Two days later the St. Francis River arrived at Cam Ranh Bay to replenish ammunition, approximately 5,000 rockets and topping off five-inch and 40mm canon ammunition. I reported aboard, paid a visit to our corpsman, and collapsed on my bunk. I unpacked my sea bag several hours later. I was greeted with, "'bout time you got here, Clark. Where have you been?" then a pause and, "What the hell is that smell?" Someone took my clothes to the laundry for cleaning for me, more to get the stink out of our compartment than as a favor to me. Doc Seneca (I know his name because of a comment he left to a previous blog), our corpsman, checked on me for nearly three weeks while I tried to work, but usually stayed in my bunk with my sprained back.

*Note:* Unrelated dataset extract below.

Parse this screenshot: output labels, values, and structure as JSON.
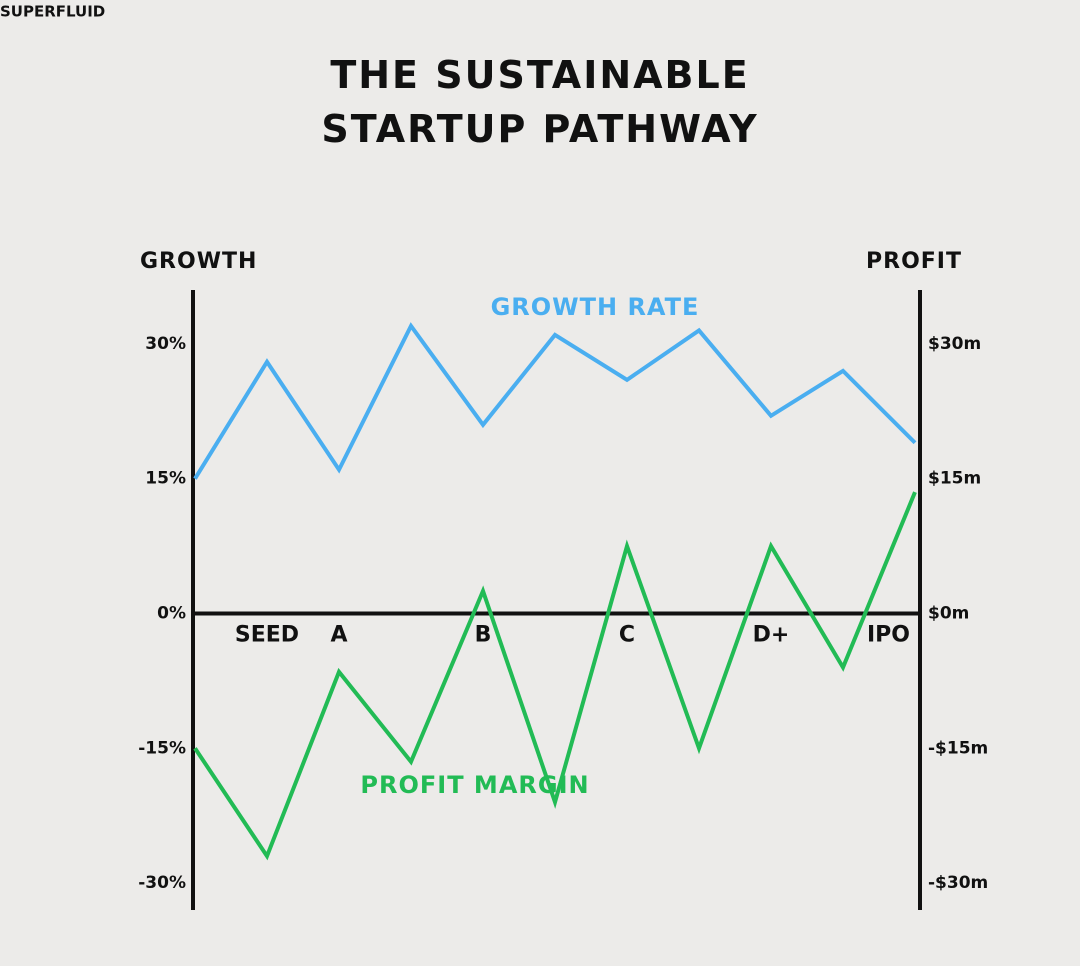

It wasn't getting any better. When we arrived at Subic Bay, I was hospitalized for a week where I received supervised physical therapy. I refused, however, to stay in the hospital, even though the doctor wanted me to, when my ship was preparing to depart for Vietnam. I was not going through all of that again.
Dave
3 comments:
Fascinating. Don't know how you managed.
Thanks, Dan. We used to say that if a fat guy wanted to lose weight, just go through the Navy's transit system. I've seen guys lose ten to fifteen pounds in only two weeks. I didn't have much to lose, so I did fine. But, it's a good diet program.
Wow. I got tired and seasick just reading - it must have been really something.
I didn't know about your baby, Martha Pamela. That was a really sad season for you, sorry.
Keep thinking up more great stories, please.